The market for AI semis is really divided into three segments – training, cloud inference and edge inference. Training for now essentially equals Nvidia, but that is just a small portion of the market. Cloud inference is going to be a much larger market – as more people use those AI models, the demand for inference will grow and for now much of that work will be done in the cloud. This looks like it is going to be punishingly expensive for many companies to build out capacity. Dylan Patel, as usual, lays out this math the best, but suffice it to say the bill for inference is likely to be a major stumbling block for consumer AI adoption for the next year or so. Given the cost, and relative scarcity of GPUs, we think many companies will start exploring alternatives to GPUs for running inference workloads, especially for companies that combine those AI results with some other function, like search or social media, workloads which still largely run best on CPUs anyway.
Further down the road, we suspect that the economics of AI are going to require much more inference work to be down at the edge, meaning devices that consumers pay for. This means mobile phones and PCs are going to need AI functionality and this will likely mean they run on CPUs and mobile SoCs. AMD recently unveiled AI functionality built into its client CPUs, and Apple has neural engines in both its A series mobile processors and M series CPUs. We expect this to be commonplace in edge devices soon.
Of course, many companies are looking to build AI accelerators – special purpose chips designed to just do AI math. But this has proven to be only workable at companies like Google which control all of their software. A big part of the problem with these special purpose chips is that they tend to be over-engineered for a specific set of workloads or AI models, and when those models change, those chips lose their performance advantage.

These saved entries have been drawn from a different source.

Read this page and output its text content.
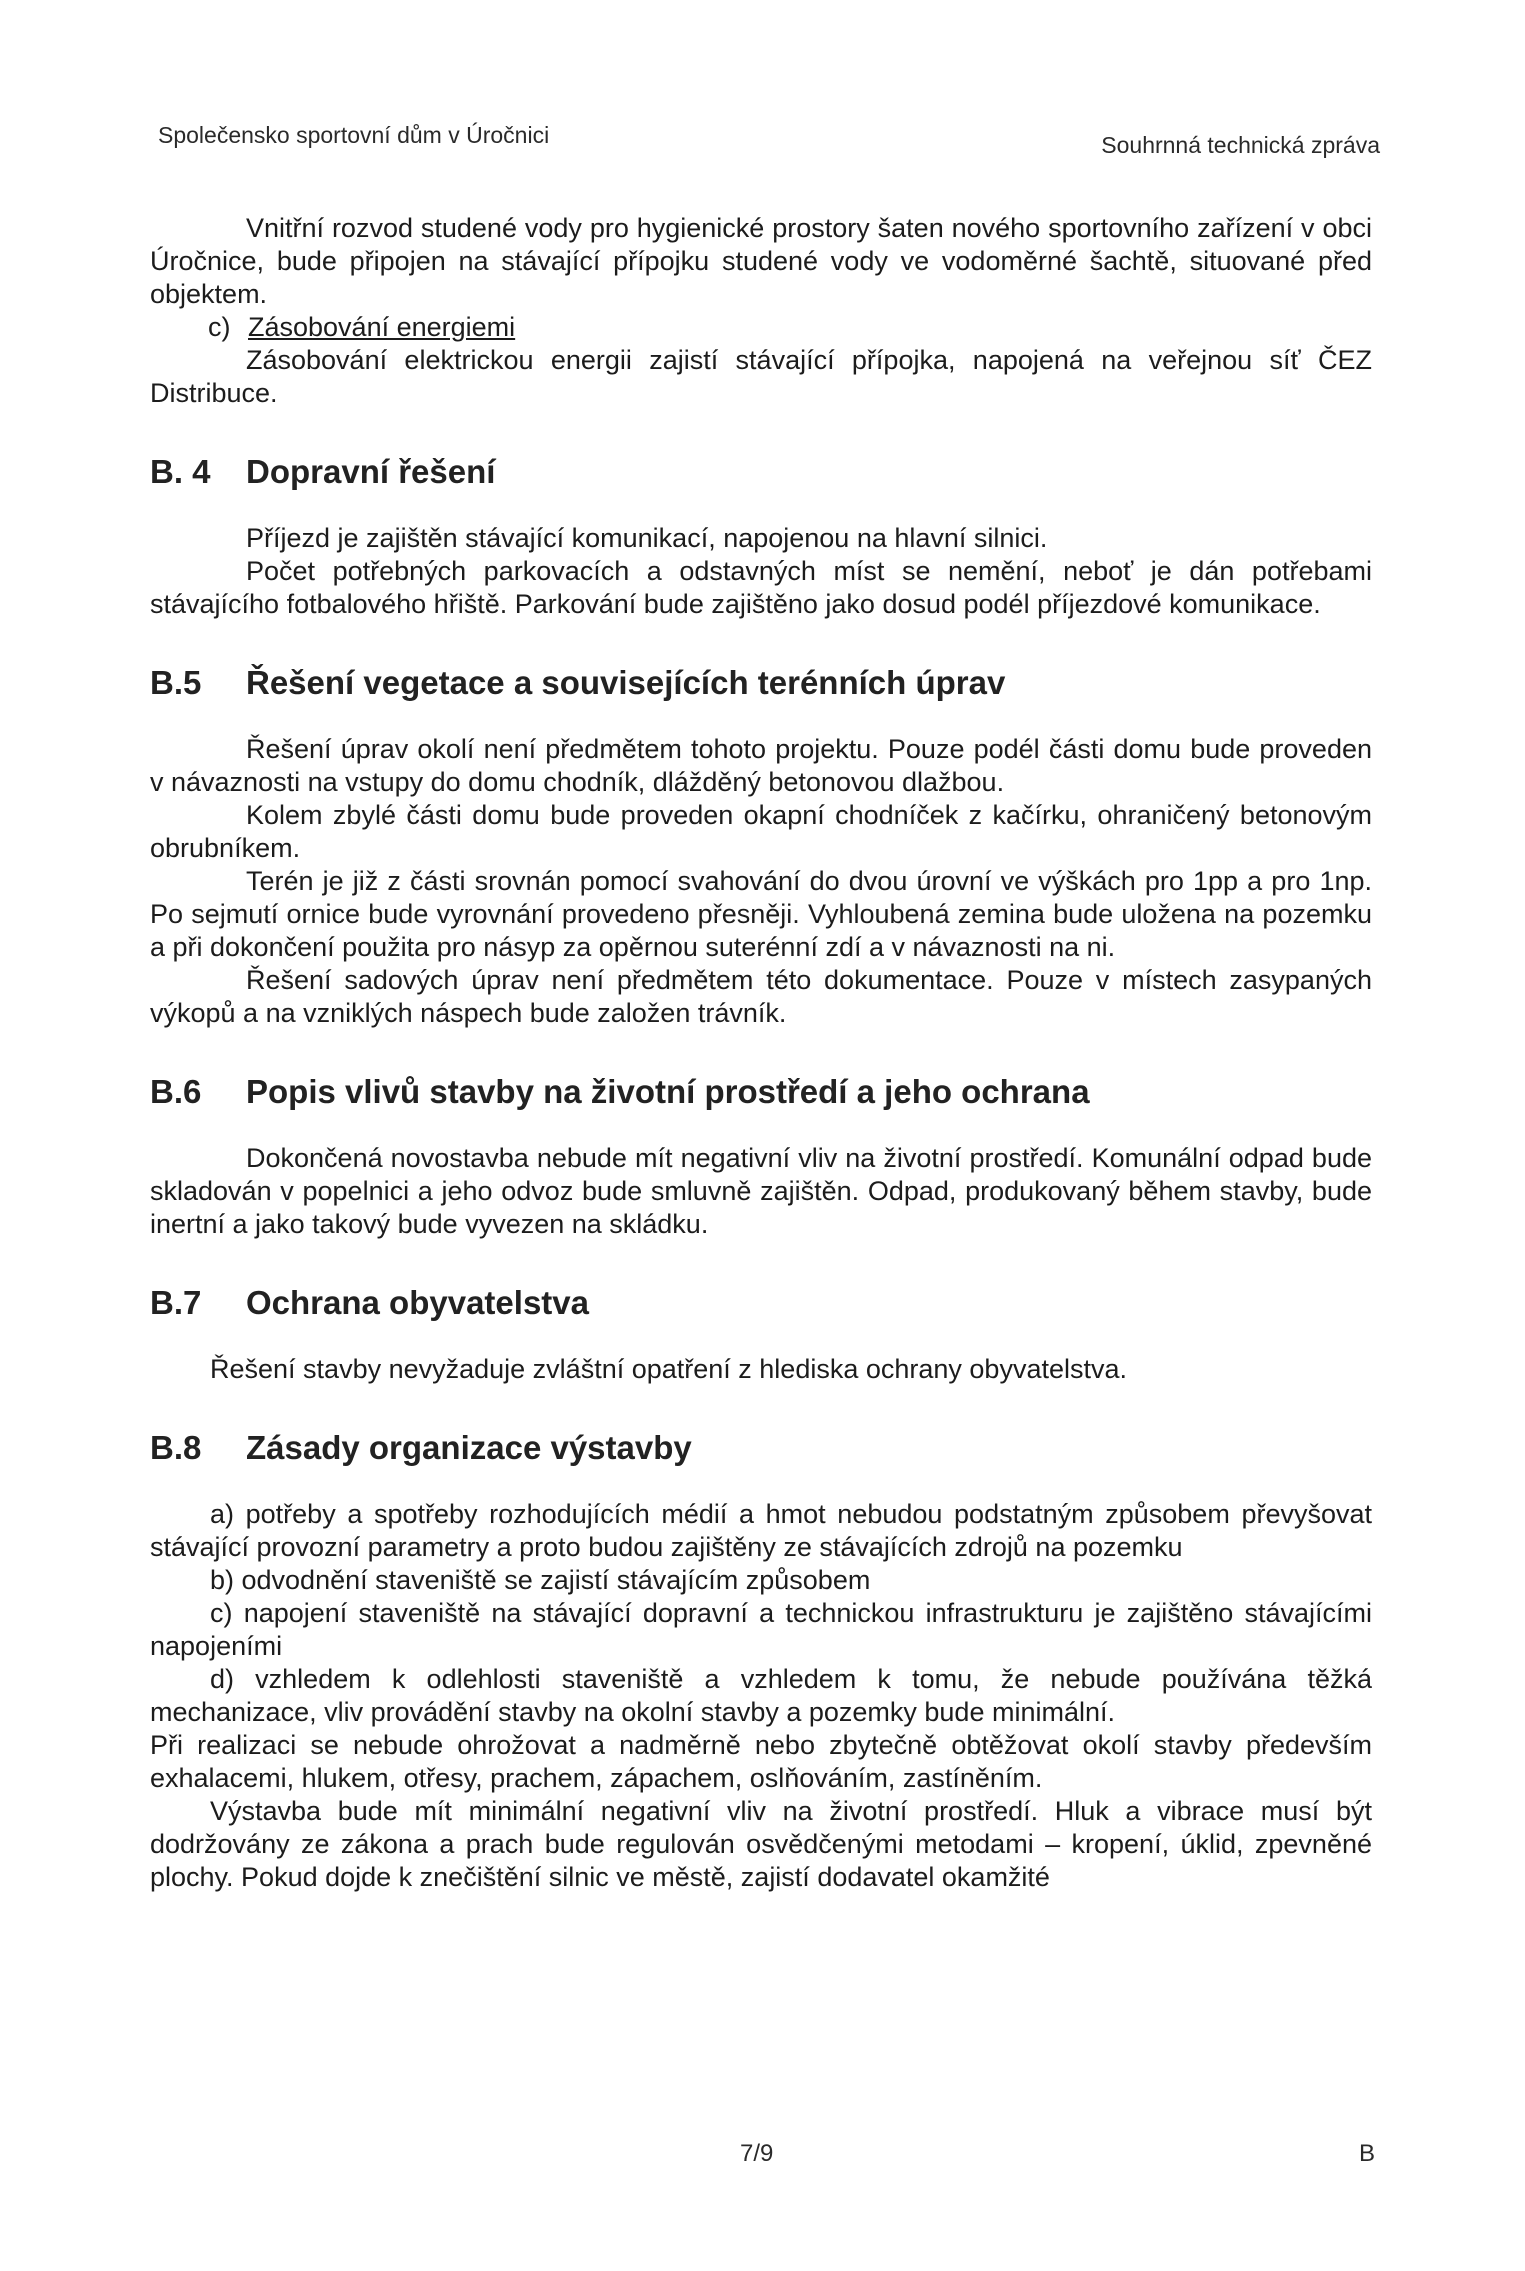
Společensko sportovní dům v Úročnici	Souhrnná technická zpráva

Vnitřní rozvod studené vody pro hygienické prostory šaten nového sportovního zařízení v obci Úročnice, bude připojen na stávající přípojku studené vody ve vodoměrné šachtě, situované před objektem.

c) Zásobování energiemi

Zásobování elektrickou energii zajistí stávající přípojka, napojená na veřejnou síť ČEZ Distribuce.

B. 4 Dopravní řešení

Příjezd je zajištěn stávající komunikací, napojenou na hlavní silnici.

Počet potřebných parkovacích a odstavných míst se nemění, neboť je dán potřebami stávajícího fotbalového hřiště. Parkování bude zajištěno jako dosud podél příjezdové komunikace.

B.5 Řešení vegetace a souvisejících terénních úprav

Řešení úprav okolí není předmětem tohoto projektu. Pouze podél části domu bude proveden v návaznosti na vstupy do domu chodník, dlážděný betonovou dlažbou.

Kolem zbylé části domu bude proveden okapní chodníček z kačírku, ohraničený betonovým obrubníkem.

Terén je již z části srovnán pomocí svahování do dvou úrovní ve výškách pro 1pp a pro 1np. Po sejmutí ornice bude vyrovnání provedeno přesněji. Vyhloubená zemina bude uložena na pozemku a při dokončení použita pro násyp za opěrnou suterénní zdí a v návaznosti na ni.

Řešení sadových úprav není předmětem této dokumentace. Pouze v místech zasypaných výkopů a na vzniklých náspech bude založen trávník.

B.6 Popis vlivů stavby na životní prostředí a jeho ochrana

Dokončená novostavba nebude mít negativní vliv na životní prostředí. Komunální odpad bude skladován v popelnici a jeho odvoz bude smluvně zajištěn. Odpad, produkovaný během stavby, bude inertní a jako takový bude vyvezen na skládku.

B.7 Ochrana obyvatelstva

Řešení stavby nevyžaduje zvláštní opatření z hlediska ochrany obyvatelstva.

B.8 Zásady organizace výstavby

a) potřeby a spotřeby rozhodujících médií a hmot nebudou podstatným způsobem převyšovat stávající provozní parametry a proto budou zajištěny ze stávajících zdrojů na pozemku

b) odvodnění staveniště se zajistí stávajícím způsobem

c) napojení staveniště na stávající dopravní a technickou infrastrukturu je zajištěno stávajícími napojeními

d) vzhledem k odlehlosti staveniště a vzhledem k tomu, že nebude používána těžká mechanizace, vliv provádění stavby na okolní stavby a pozemky bude minimální.

Při realizaci se nebude ohrožovat a nadměrně nebo zbytečně obtěžovat okolí stavby především exhalacemi, hlukem, otřesy, prachem, zápachem, oslňováním, zastíněním.

Výstavba bude mít minimální negativní vliv na životní prostředí. Hluk a vibrace musí být dodržovány ze zákona a prach bude regulován osvědčenými metodami – kropení, úklid, zpevněné plochy. Pokud dojde k znečištění silnic ve městě, zajistí dodavatel okamžité

7/9	B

All of which leads to one of the most un-sung corners of semis – FPGAs. These are ‘programmable’ chips (the ‘P’ stands for programmable), meaning they can be repurposed for different tasks after production. These are at the opposite end of the spectrum from purpose built ASICs, designed for a specific task like AI accelerators. FPGAs have been around for years. The economics of semis usually mean that past some volume threshold an ASIC makes more sense, but for low-volume applications like industrial and aerospace systems they work really well. And so FPGAs are everywhere touching on dozens of end markets, but we are less familiar with them because they do not typically show up in the high-volume electronics the average consumer uses every day. The advent of AI changes this calculation a bit. For these workloads FPGAs may make sense for AI inference needs where the underlying model is changing frequently. Here the programability of FPGAs outweigh the typical economics of FPGA use. To be clear, we do not think that FPGAs will be a serious rival to massive AI systems using thousands of GPUs, but we do think the range of applications for FPGAs will grow as AI permeates further across electronics.
Put simply, GPUs are likely to remain the dominant chip for much of the AI landscape, especially for high profile, high volume models. But beyond that we think the use of alternative chips will become an important part of the ecosystem, a larger opportunity than may seem likely today.